Background: Mathematical models are important tools for evaluating the effectiveness and cost-effectiveness of STI prevention interventions. These models are usually developed for a single infection, rely on sexual behavior data that is of variable quality, and require fitting (i.e. calibration) to observed STI trends. Incorporating other outcomes of sexual behavior, such as unintended pregnancy, may improve this process.

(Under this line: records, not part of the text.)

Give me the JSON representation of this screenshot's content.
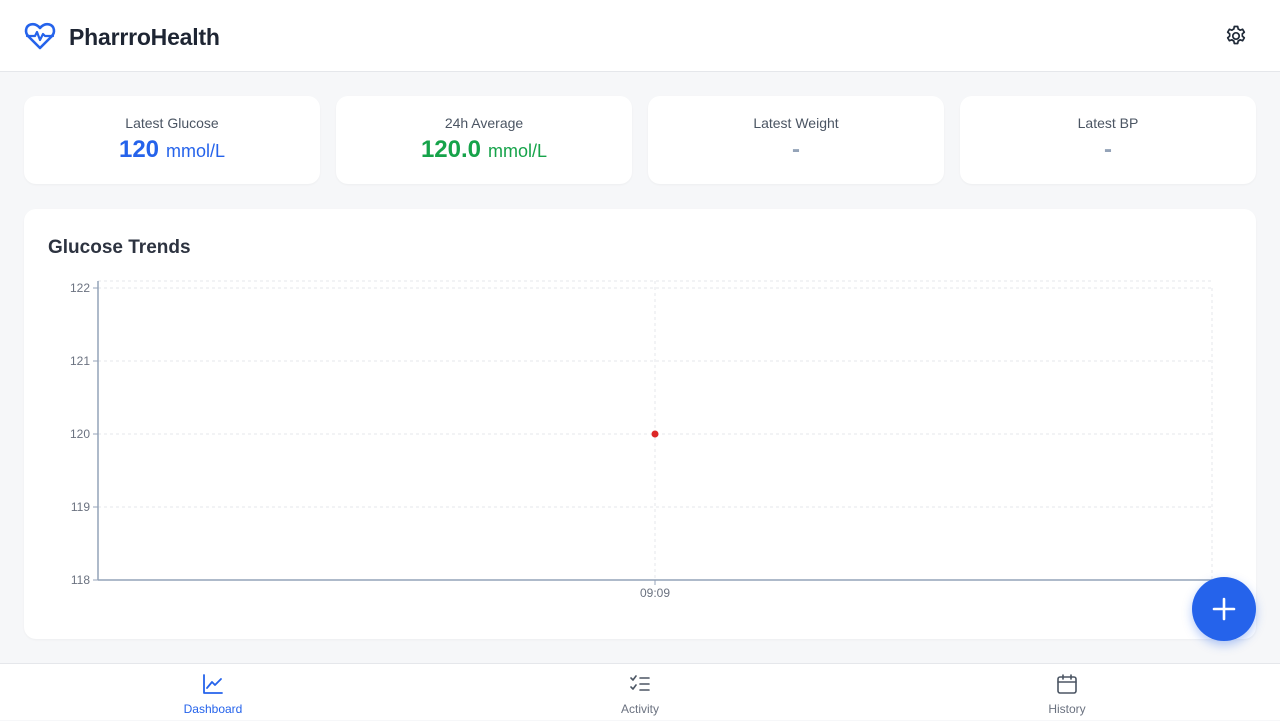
{
  "app": {
    "title": "PharrroHealth"
  },
  "stats": {
    "glucose": {
      "label": "Latest Glucose",
      "value": "120",
      "unit": "mmol/L"
    },
    "average": {
      "label": "24h Average",
      "value": "120.0",
      "unit": "mmol/L"
    },
    "weight": {
      "label": "Latest Weight",
      "value": "-"
    },
    "bp": {
      "label": "Latest BP",
      "value": "-"
    }
  },
  "chart_card": {
    "title": "Glucose Trends"
  },
  "chart_data": {
    "type": "scatter",
    "title": "Glucose Trends",
    "xlabel": "",
    "ylabel": "",
    "x": [
      "09:09"
    ],
    "y": [
      120
    ],
    "ylim": [
      118,
      122
    ],
    "yticks": [
      118,
      119,
      120,
      121,
      122
    ],
    "grid": true,
    "point_color": "#dc2626"
  },
  "nav": {
    "items": [
      {
        "label": "Dashboard",
        "icon": "chart-line-icon",
        "active": true
      },
      {
        "label": "Activity",
        "icon": "checklist-icon",
        "active": false
      },
      {
        "label": "History",
        "icon": "calendar-icon",
        "active": false
      }
    ]
  },
  "fab": {
    "icon": "plus-icon"
  },
  "colors": {
    "accent": "#2563eb",
    "success": "#16a34a",
    "point": "#dc2626"
  }
}
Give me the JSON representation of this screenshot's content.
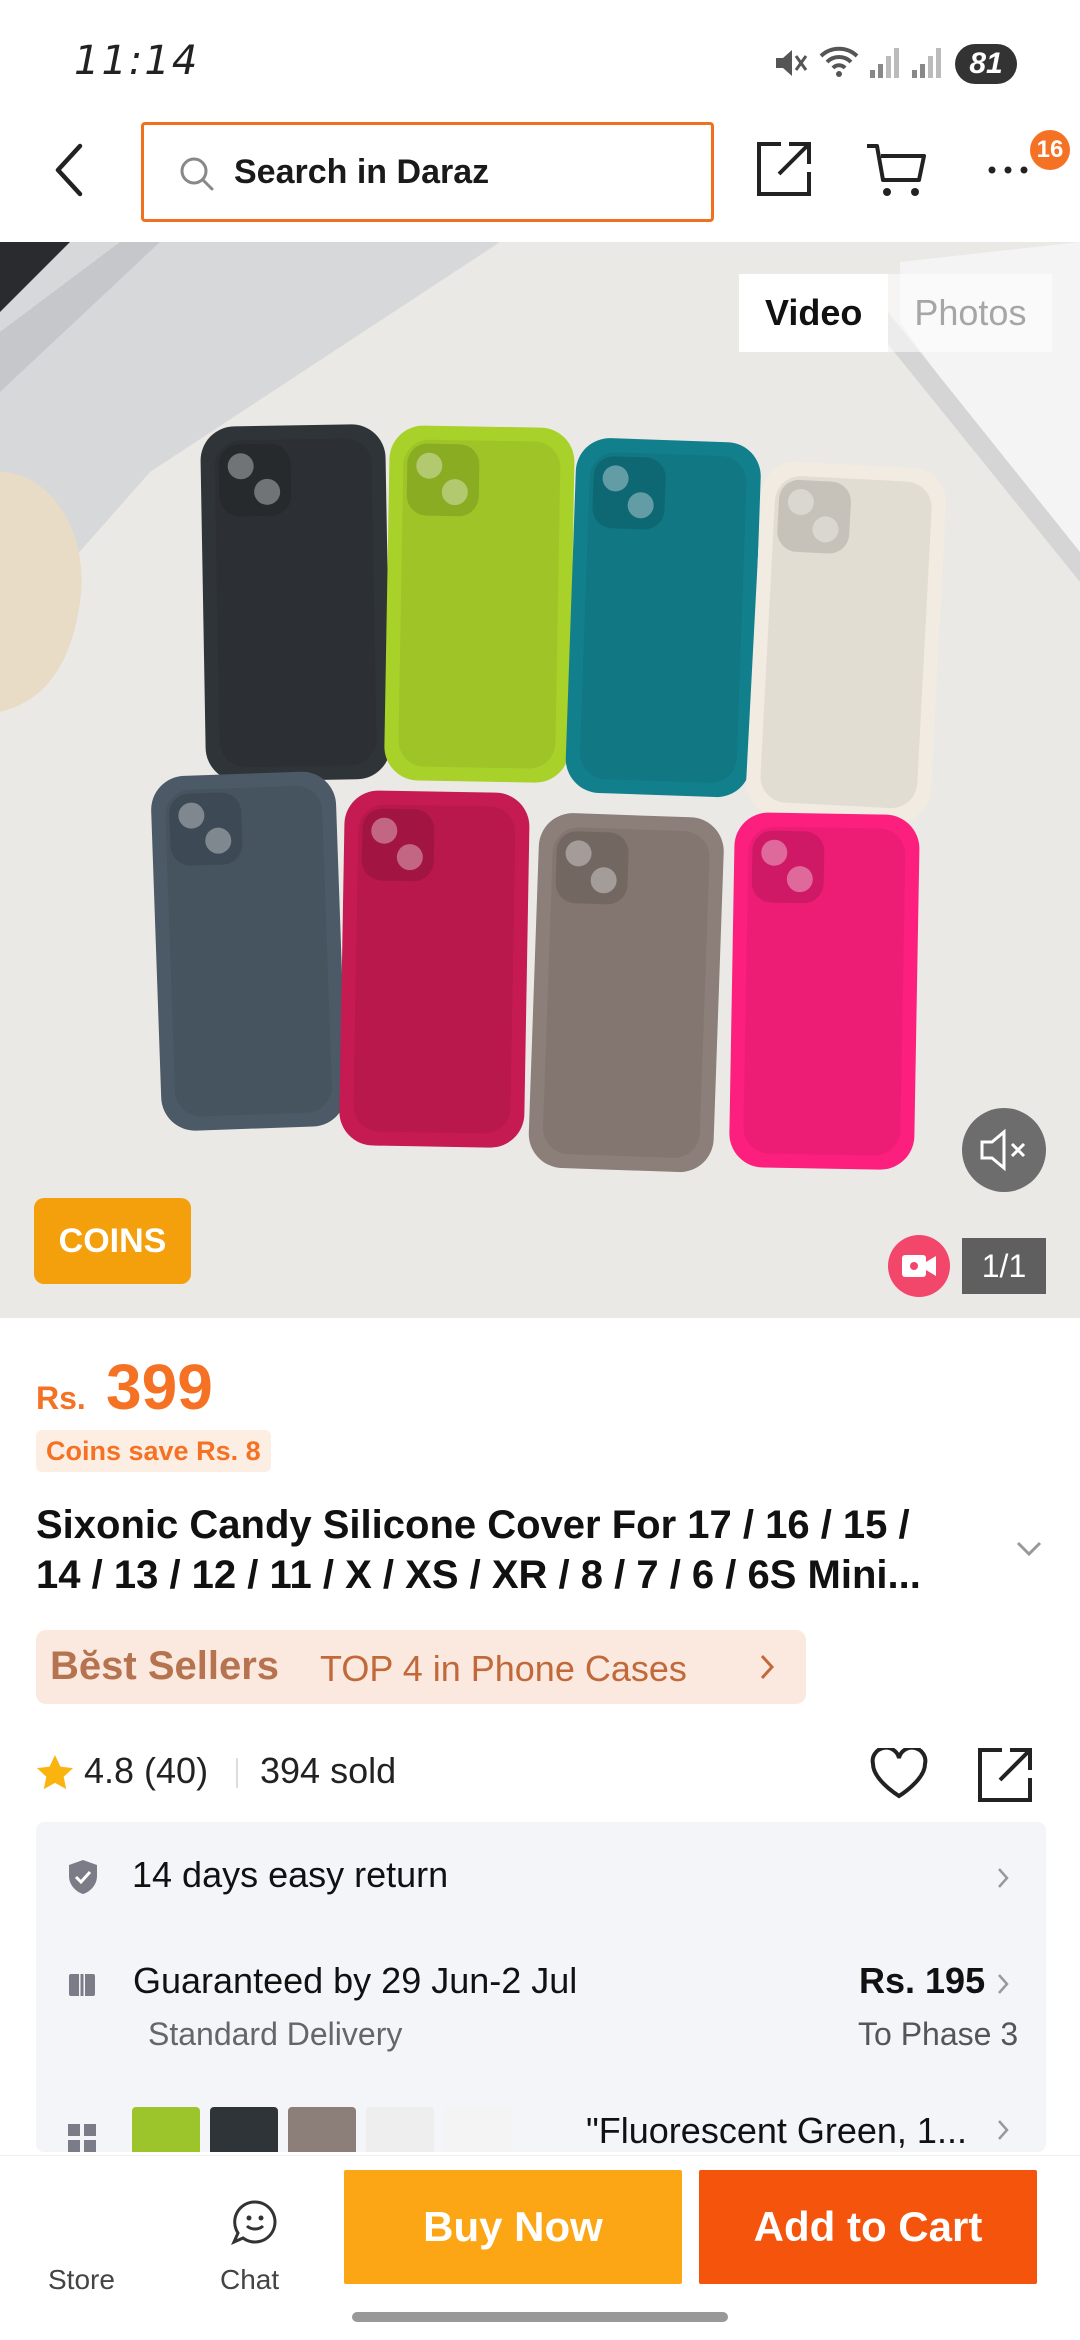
{
  "status_bar": {
    "time": "11:14",
    "battery": "81"
  },
  "header": {
    "search_placeholder": "Search in Daraz",
    "cart_badge": "16"
  },
  "gallery": {
    "tabs": [
      {
        "label": "Video",
        "active": true
      },
      {
        "label": "Photos",
        "active": false
      }
    ],
    "coins_tag": "COINS",
    "page_indicator": "1/1",
    "case_colors": [
      "#2f3438",
      "#a8d12a",
      "#127f8c",
      "#f1ebe1",
      "#4b5a66",
      "#c51a52",
      "#8c7e78",
      "#fc1f7d"
    ]
  },
  "product": {
    "currency": "Rs.",
    "price": "399",
    "coins_save": "Coins save Rs. 8",
    "title_line1": "Sixonic Candy Silicone Cover For 17 / 16 / 15 /",
    "title_line2": "14 / 13 / 12 / 11 / X / XS / XR / 8 / 7 / 6 / 6S Mini...",
    "best_sellers_logo": "Bĕst Sellers",
    "best_sellers_rank": "TOP 4 in Phone Cases",
    "rating": "4.8 (40)",
    "sold": "394 sold"
  },
  "info": {
    "return": "14 days easy return",
    "delivery_guarantee": "Guaranteed by 29 Jun-2 Jul",
    "delivery_type": "Standard Delivery",
    "delivery_fee": "Rs. 195",
    "delivery_destination": "To Phase 3",
    "variant_selected": "\"Fluorescent Green, 1...",
    "variant_thumb_colors": [
      "#9bc52a",
      "#2f3438",
      "#8c7e78",
      "#eeeeee",
      "#f4f4f4"
    ]
  },
  "bottom_bar": {
    "store_label": "Store",
    "chat_label": "Chat",
    "buy_now": "Buy Now",
    "add_to_cart": "Add to Cart"
  },
  "colors": {
    "accent": "#f57224",
    "buy_now": "#fca616",
    "add_to_cart": "#f4540b"
  }
}
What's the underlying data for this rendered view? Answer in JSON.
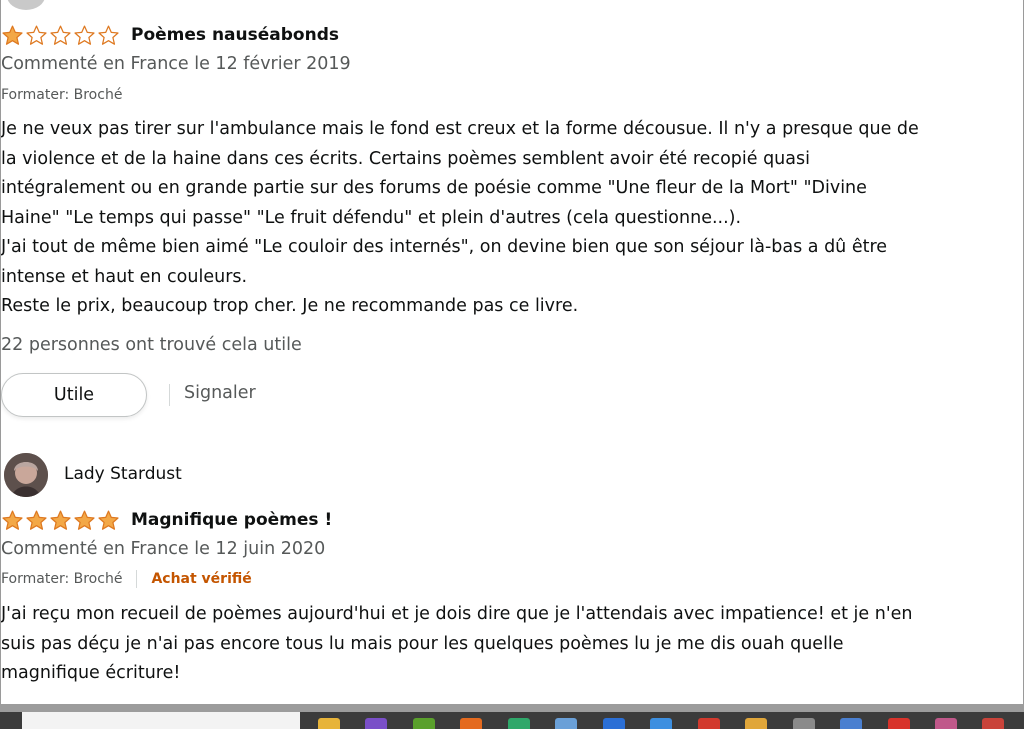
{
  "reviews": [
    {
      "rating": 1,
      "max_rating": 5,
      "title": "Poèmes nauséabonds",
      "date_text": "Commenté en France le 12 février 2019",
      "format": "Formater: Broché",
      "body": "Je ne veux pas tirer sur l'ambulance mais le fond est creux et la forme décousue. Il n'y a presque que de\nla violence et de la haine dans ces écrits. Certains poèmes semblent avoir été recopié quasi\nintégralement ou en grande partie sur des forums de poésie comme \"Une fleur de la Mort\" \"Divine\nHaine\" \"Le temps qui passe\" \"Le fruit défendu\" et plein d'autres (cela questionne...).\nJ'ai tout de même bien aimé \"Le couloir des internés\", on devine bien que son séjour là-bas a dû être\nintense et haut en couleurs.\nReste le prix, beaucoup trop cher. Je ne recommande pas ce livre.",
      "helpful_text": "22 personnes ont trouvé cela utile",
      "helpful_button": "Utile",
      "report_link": "Signaler"
    },
    {
      "author": "Lady Stardust",
      "rating": 5,
      "max_rating": 5,
      "title": "Magnifique poèmes !",
      "date_text": "Commenté en France le 12 juin 2020",
      "format": "Formater: Broché",
      "verified": "Achat vérifié",
      "body": "J'ai reçu mon recueil de poèmes aujourd'hui et je dois dire que je l'attendais avec impatience! et je n'en\nsuis pas déçu je n'ai pas encore tous lu mais pour les quelques poèmes lu je me dis ouah quelle\nmagnifique écriture!"
    }
  ],
  "colors": {
    "star": "#f3a847",
    "star_outline": "#de7921",
    "verified": "#c45500",
    "meta": "#565959",
    "text": "#0f1111"
  },
  "icons": [
    "star-filled-icon",
    "star-empty-icon",
    "avatar"
  ]
}
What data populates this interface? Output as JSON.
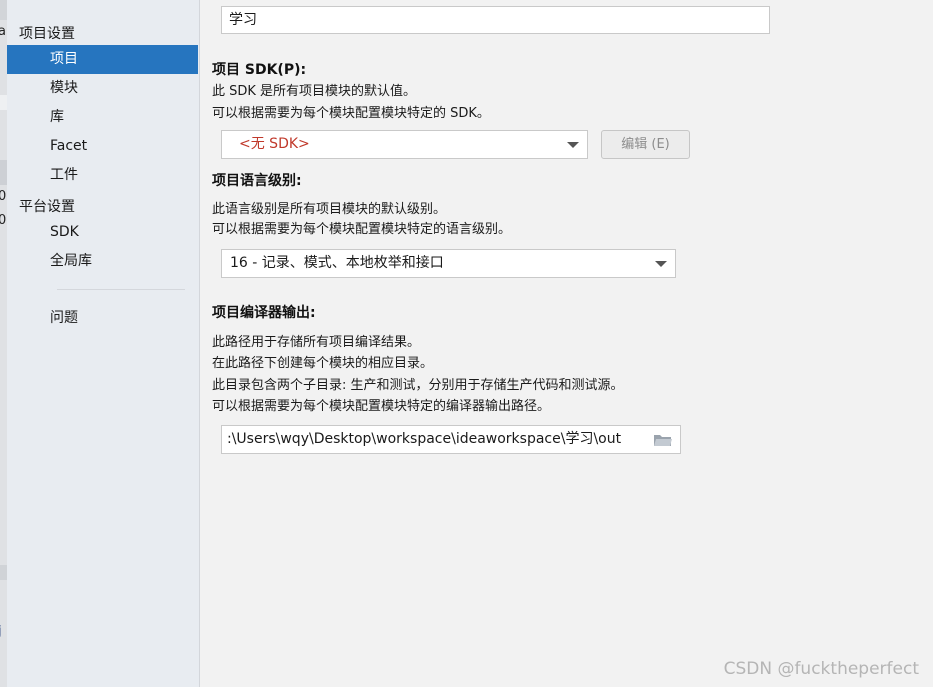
{
  "edge": {
    "glyph_a": "a",
    "glyph_0a": "0",
    "glyph_0b": "0",
    "glyph_j": "j"
  },
  "sidebar": {
    "project_settings_header": "项目设置",
    "project_items": [
      "项目",
      "模块",
      "库",
      "Facet",
      "工件"
    ],
    "platform_settings_header": "平台设置",
    "platform_items": [
      "SDK",
      "全局库"
    ],
    "problems_item": "问题",
    "selected_item": "项目"
  },
  "main": {
    "project_name_value": "学习",
    "sdk": {
      "heading": "项目 SDK(P):",
      "desc1": "此 SDK 是所有项目模块的默认值。",
      "desc2": "可以根据需要为每个模块配置模块特定的 SDK。",
      "selected": "<无 SDK>",
      "edit_button": "编辑 (E)"
    },
    "language_level": {
      "heading": "项目语言级别:",
      "desc1": "此语言级别是所有项目模块的默认级别。",
      "desc2": "可以根据需要为每个模块配置模块特定的语言级别。",
      "selected": "16 - 记录、模式、本地枚举和接口"
    },
    "compiler_output": {
      "heading": "项目编译器输出:",
      "desc1": "此路径用于存储所有项目编译结果。",
      "desc2": "在此路径下创建每个模块的相应目录。",
      "desc3": "此目录包含两个子目录: 生产和测试，分别用于存储生产代码和测试源。",
      "desc4": "可以根据需要为每个模块配置模块特定的编译器输出路径。",
      "path": ":\\Users\\wqy\\Desktop\\workspace\\ideaworkspace\\学习\\out"
    }
  },
  "watermark": "CSDN @fucktheperfect",
  "colors": {
    "selection": "#2675bf",
    "no_sdk_text": "#c0392b",
    "sidebar_bg": "#e8ecf1"
  }
}
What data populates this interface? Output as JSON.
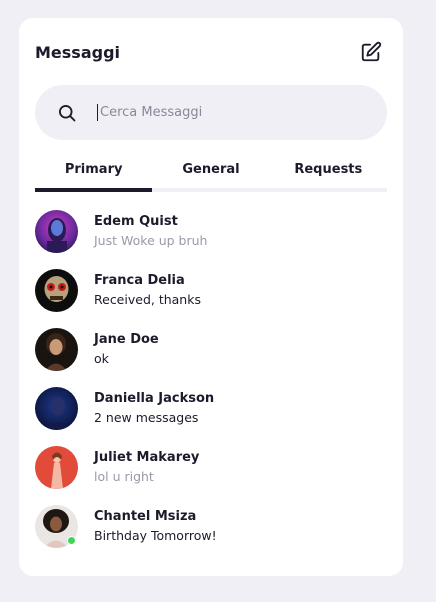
{
  "header": {
    "title": "Messaggi",
    "compose_icon": "edit-square-icon"
  },
  "search": {
    "placeholder": "Cerca Messaggi",
    "icon": "search-icon"
  },
  "tabs": [
    {
      "label": "Primary",
      "active": true
    },
    {
      "label": "General",
      "active": false
    },
    {
      "label": "Requests",
      "active": false
    }
  ],
  "conversations": [
    {
      "name": "Edem Quist",
      "message": "Just Woke up bruh",
      "read": true,
      "online": false
    },
    {
      "name": "Franca Delia",
      "message": "Received, thanks",
      "read": false,
      "online": false
    },
    {
      "name": "Jane Doe",
      "message": "ok",
      "read": false,
      "online": false
    },
    {
      "name": "Daniella Jackson",
      "message": "2 new messages",
      "read": false,
      "online": false
    },
    {
      "name": "Juliet Makarey",
      "message": "lol u right",
      "read": true,
      "online": false
    },
    {
      "name": "Chantel Msiza",
      "message": "Birthday Tomorrow!",
      "read": false,
      "online": true
    }
  ],
  "colors": {
    "background": "#f0eff6",
    "card": "#ffffff",
    "text": "#1d1b2b",
    "muted": "#9b99a8",
    "online": "#3ed65a"
  }
}
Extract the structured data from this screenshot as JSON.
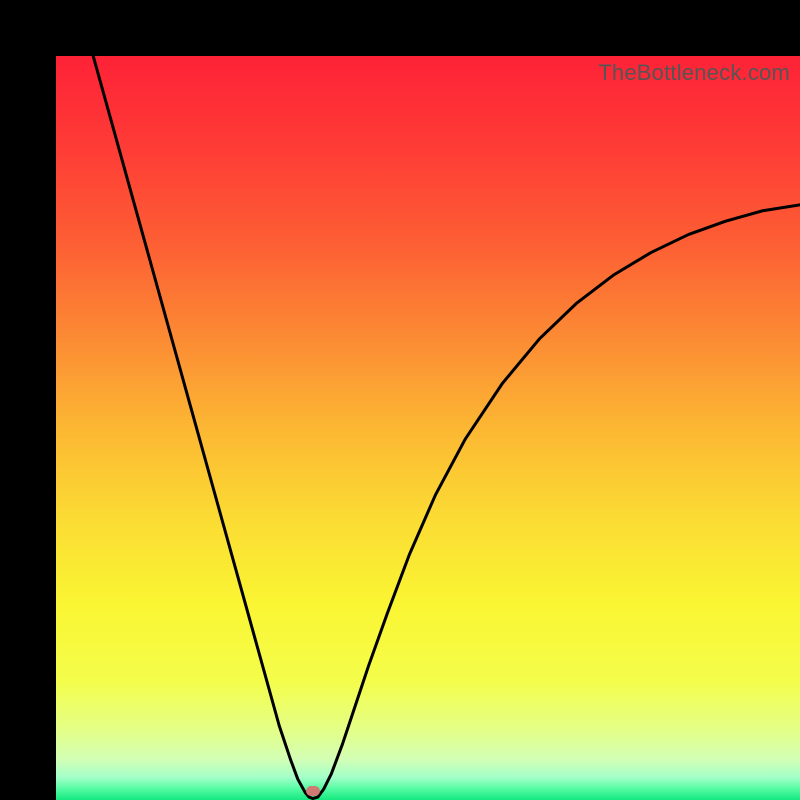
{
  "watermark": "TheBottleneck.com",
  "colors": {
    "border": "#000000",
    "gradient_stops": [
      {
        "pos": 0.0,
        "color": "#fe2237"
      },
      {
        "pos": 0.12,
        "color": "#fe3b36"
      },
      {
        "pos": 0.25,
        "color": "#fd5e34"
      },
      {
        "pos": 0.38,
        "color": "#fc8b34"
      },
      {
        "pos": 0.5,
        "color": "#fcb733"
      },
      {
        "pos": 0.62,
        "color": "#fbdb33"
      },
      {
        "pos": 0.74,
        "color": "#faf633"
      },
      {
        "pos": 0.84,
        "color": "#f4fd4b"
      },
      {
        "pos": 0.905,
        "color": "#e4ff86"
      },
      {
        "pos": 0.945,
        "color": "#d3ffb5"
      },
      {
        "pos": 0.97,
        "color": "#a2ffc9"
      },
      {
        "pos": 0.985,
        "color": "#54fba2"
      },
      {
        "pos": 1.0,
        "color": "#15e97f"
      }
    ],
    "curve": "#000000",
    "marker": "#cf7a74"
  },
  "chart_data": {
    "type": "line",
    "title": "",
    "xlabel": "",
    "ylabel": "",
    "xlim": [
      0,
      1
    ],
    "ylim": [
      0,
      1
    ],
    "grid": false,
    "legend": false,
    "x": [
      0.05,
      0.075,
      0.1,
      0.125,
      0.15,
      0.175,
      0.2,
      0.225,
      0.25,
      0.275,
      0.3,
      0.315,
      0.325,
      0.335,
      0.34,
      0.345,
      0.352,
      0.36,
      0.37,
      0.385,
      0.4,
      0.42,
      0.445,
      0.475,
      0.51,
      0.55,
      0.6,
      0.65,
      0.7,
      0.75,
      0.8,
      0.85,
      0.9,
      0.95,
      1.0
    ],
    "y": [
      1.0,
      0.91,
      0.82,
      0.73,
      0.64,
      0.55,
      0.46,
      0.37,
      0.28,
      0.19,
      0.1,
      0.055,
      0.028,
      0.01,
      0.004,
      0.002,
      0.004,
      0.015,
      0.035,
      0.075,
      0.12,
      0.18,
      0.25,
      0.33,
      0.41,
      0.485,
      0.56,
      0.62,
      0.668,
      0.706,
      0.736,
      0.76,
      0.778,
      0.792,
      0.8
    ],
    "marker": {
      "x": 0.345,
      "y": 0.012
    },
    "description": "V-shaped bottleneck curve: steep linear descent from top-left to a minimum near x≈0.345, then a decelerating ascent approaching y≈0.8 at x=1. Background is a vertical rainbow gradient from red (high y / top) through orange, yellow, pale-yellow, pale-green to green (low y / bottom)."
  }
}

Methods: We constructed a mathematical compartmental model of chlamydia transmission in adolescents aged 15-19 in Minnesota. The model was primarily parameterized with data from the Minnesota Student Survey (2004-2013) and included temporal trends of chlamydia screening and long-acting reversible birth control use. Using Bayesian calibration methods, we estimated distributions for uncertain parameters by fitting model outputs to state-wide trends from 2005-2013. In the first scenario, we calibrated to chlamydia incidence alone. In the second scenario, we calibrated to the incidence of both chlamydia and pregnancy. We compared parameter estimates and the projected effectiveness of a hypothetical condom promotion intervention across the two models
Results: The two models produced two significantly different distributions for the frequency of sex acts, condom use, and per-act transmission probability (Kolmogorov-Smirnov test, p<0.05). Notably, the average number of sex acts per month increased 46.5% when calibrating to both pregnancy and chlamydia trends versus calibrating to chlamydia incidence alone. A 25% increase in condom use was projected to avert 8.0% of annual chlamydia infections in the model calibrated to chlamydia alone compared to 14.7% when also calibrating to pregnancy.
Conclusions: Including pregnancy as an additional calibration target for a model of chlamydia resulted in different projections of effectiveness of an STI prevention intervention. While pregnancy and STI incidence in adolescents are often considered separately, both are outcomes of unprotected sexual activity and, taken together, may be more informative for calibrating STI models and predicting the outcome of interventions.